Aku… sekarang ngerti… Indira menunduk, mulai memahami alasan Dewa, kekasihnya dulu mengambil keputusan. Ava, kadang-kadang aku berpikir. kok bisa ya, aku sama kamu… padahal kita jelas beda… dan hubungan ini jelas-jelas nggak ada ujungnya. Indira menelan ludahnya yang terasa sangat pahit.
Mungkin memang begini jalannya.

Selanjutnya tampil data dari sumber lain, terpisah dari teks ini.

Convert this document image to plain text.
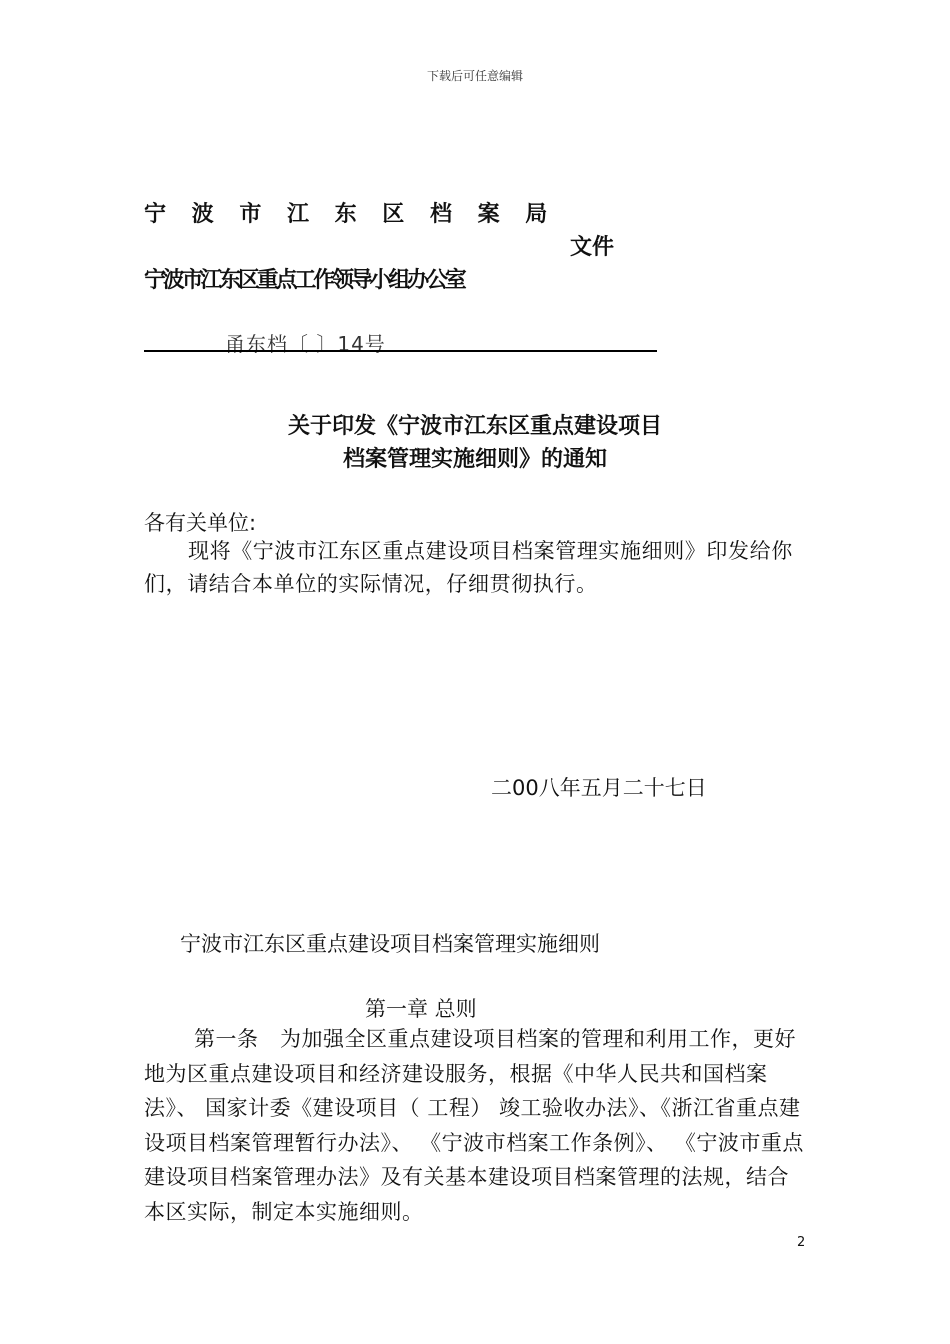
下载后可任意编辑
宁 波 市 江 东 区 档 案 局
文件
宁波市江东区重点工作领导小组办公室
甬东档〔 〕14号
关于印发《宁波市江东区重点建设项目
档案管理实施细则》的通知
各有关单位:
现将《宁波市江东区重点建设项目档案管理实施细则》印发给你们，请结合本单位的实际情况，仔细贯彻执行。
二00八年五月二十七日
宁波市江东区重点建设项目档案管理实施细则
第一章 总则
第一条　为加强全区重点建设项目档案的管理和利用工作，更好地为区重点建设项目和经济建设服务，根据《中华人民共和国档案法》、 国家计委《建设项目（ 工程） 竣工验收办法》、《浙江省重点建设项目档案管理暂行办法》、 《宁波市档案工作条例》、 《宁波市重点建设项目档案管理办法》及有关基本建设项目档案管理的法规，结合本区实际，制定本实施细则。
2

Ava mengusap kepala Indira yang perlahan terisak.
“Ava, aku sayang kamu…”
“Saya… juga….”
Tangis itu memecah di sela angin sore, di bawah rintik hujan dan lengkung pelangi.
“Indira, kamu harus kuat, ya… rajin belajar…”
Iya… Ava, jangan lupain aku, ya…
Iya…
Kalau kamu punya galeri, aku boleh mampir ya..
Iya…
Indira tak berkata, tangis itu kembali memecah, semakin keras, semakin memilukan. Namun Indira bejanji pada Ava, pada dirinya sendiri, inilah tangisan terakhirnya untuk Ava.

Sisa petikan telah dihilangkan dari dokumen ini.